Bloomfield developer Colgan wins defamation lawsuit

BLOOMFIELD, NJ — A defamation case which Bloomfield developer Bill Colgan brought against an attorney representing his interests has been settled. Colgan is the developer of Glenwood Villages in the downtown six-point area.

In a statement by Colgan, the settlement was favorable “and closes the book on a series of events involving an attempt to damage not only my individual character and reputation, but also the reputation of my firm, Community Healthcare Associates.”

Colgan said the attempt was made by Warren Martin Jr., a partner with Porzio, Bromberg and Newman, located in Morristown. CHA is located in Bloomfield, at the Leo Building.

According to court papers, Colgan and a number of his business associates hired Martin after Apollo Health Street, a company providing management services to hospitals and doctors, had signed a licensing agreement with them for proprietary software.

This was in 2008. Apollo then failed to fully pay for the services. The software was provided by Med-Link which is owned by Colgan and his associates.

Med-Link threatened to end the licensing agreement, but Apollo went to court to block this, alleging the company would be irreparably harmed.

Beginning July 2009, Colgan and his associates “began to suspect that Apollo’s financial health was showing signs of significant weakening due to lack of cash flow. This was evidenced by Apollo slashing its workforce and other expenses.”

Other financial developments made Colgan and his associates presume Apollo was insolvent.
In April 2011, Martin was contacted for legal help.

Based solely on Martin’s advice, Colgan and his associates filed a petition with the United States Bankruptcy Court in New Jersey to force Apollo into bankruptcy.

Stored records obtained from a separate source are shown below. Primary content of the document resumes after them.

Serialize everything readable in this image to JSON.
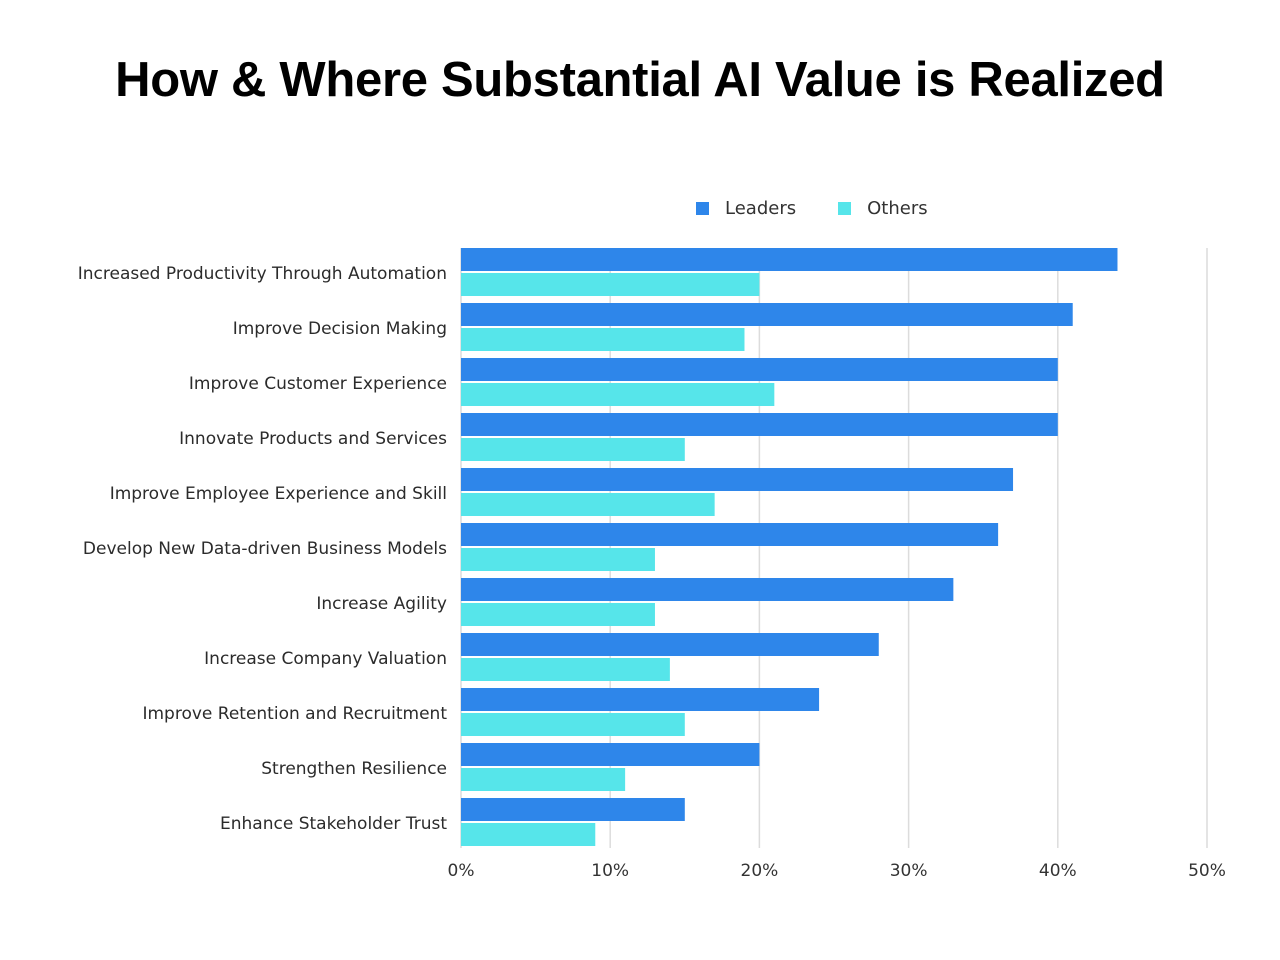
{
  "chart_data": {
    "type": "bar",
    "orientation": "horizontal",
    "title": "How & Where Substantial AI Value is Realized",
    "xlabel": "",
    "ylabel": "",
    "xlim": [
      0,
      50
    ],
    "x_ticks": [
      "0%",
      "10%",
      "20%",
      "30%",
      "40%",
      "50%"
    ],
    "x_tick_values": [
      0,
      10,
      20,
      30,
      40,
      50
    ],
    "grid": true,
    "legend_position": "top-right",
    "categories": [
      "Increased Productivity Through Automation",
      "Improve Decision Making",
      "Improve Customer Experience",
      "Innovate Products and Services",
      "Improve Employee Experience and Skill",
      "Develop New Data-driven Business Models",
      "Increase Agility",
      "Increase Company Valuation",
      "Improve Retention and Recruitment",
      "Strengthen Resilience",
      "Enhance Stakeholder Trust"
    ],
    "series": [
      {
        "name": "Leaders",
        "color": "#2e86ea",
        "values": [
          44,
          41,
          40,
          40,
          37,
          36,
          33,
          28,
          24,
          20,
          15
        ]
      },
      {
        "name": "Others",
        "color": "#56e5ea",
        "values": [
          20,
          19,
          21,
          15,
          17,
          13,
          13,
          14,
          15,
          11,
          9
        ]
      }
    ]
  }
}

Apollo responded by filing a motion to dismiss the petition. Apollo refuted any contention it was insolvent and alleged that Colgan and his associates, as the petitioners, had failed to perform any due diligence before filing the petition.
“In fact, the only due diligence which Martin had undertaken before filing the petition was to review a Dun and Bradstreet report,” court documents said.

The bankruptcy court required Colgan and his associates to prove that Apollo was insolvent. They could not.
On May 18, 2011, the court found that Colgan and his associates “did not meet their burden of proving that Apollo was generally not paying its debts as they became due. In fact, the court found that Apollo was paying almost all of its creditors on a timely basis. The court also found that Apollo had valid reasons for not paying certain creditors such as the petitioners.”

Faced with the prospect of a multimillion dollar lawsuit against them, Colgan and his associates were forced to settle with Apollo for $4.45 million. This included waiving any payments to Med-Link.

Colgan and his associates then sued Martin and Porzio, Bromberg and Newman for damages stemming from legal malpractice.

Independent of this, Martin had, in Feb. 2012, filed a bankruptcy petition for Christ Hospital, located in Jersey City. The court conducted an auction to sell the hospital’s assets. The only two bidders were Colgan’s firm, CHA, and Hudson Hospital Propco. HHP was the successful bidder and in Sept. 2012, the sale was finalized.

At this time, Martin sent an email to Colgan, which he copied to a number of judges, attorneys and others, totaling 30 individuals. The email accused Colgan of asking Martin to fix the bidding of Christ Hospital so that CHA would be the successful bidder. The email was dated Sept. 12, 2012, and sent at 9:16 p.m. In part, it read:

“Bill- P.S. It was interesting how you told me that if your company, CHA, won the Christ Hospital auction, you would pay Porzio’s fees in full on the Apollo matter (you owe me $385,000), and there would be “no issues” with my handling of the Apollo matter and no lawsuit.

“But you later told me that since I didn’t ‘fix’ the Christ Hospital auction in your favor, not only would you not pay me what you owe me on the Apollo matter, but you would sue me for $4.5 million. I am sorry – But I made sure that the Christ Hospital auction was honest and fair for all parties – and not rigged in your favor. That is the only way I know how to do business. …

“Nice way to do business, Bill. Again, good luck with your lawsuit. -Warren-”
About six hours later, on Sept. 13, 2012, at 2:56 a.m., Martin sent another email to Colgan:
“Bill, It’s always easier to blame others for our own shortcomings. I wish you the best of luck. -Warren-”
Court documents said the statements that Martin alleged Colgan had made to him were complete fabrications by Martin and defamatory.

As part of the settlement, Martin wrote and signed a letter of apology to Colgan. It was dated Feb. 4, 2016, and refuted everything he had said in the two emails.

In his statement, Colgan said, “As revealed in court documents, Mr. Martin’s claims were baseless, and were asserted after Mr. Martin ‘had had too much to drink.’ Mr. Martin’s full written retraction, together with the court’s records, exonerate me to the fullest extent.”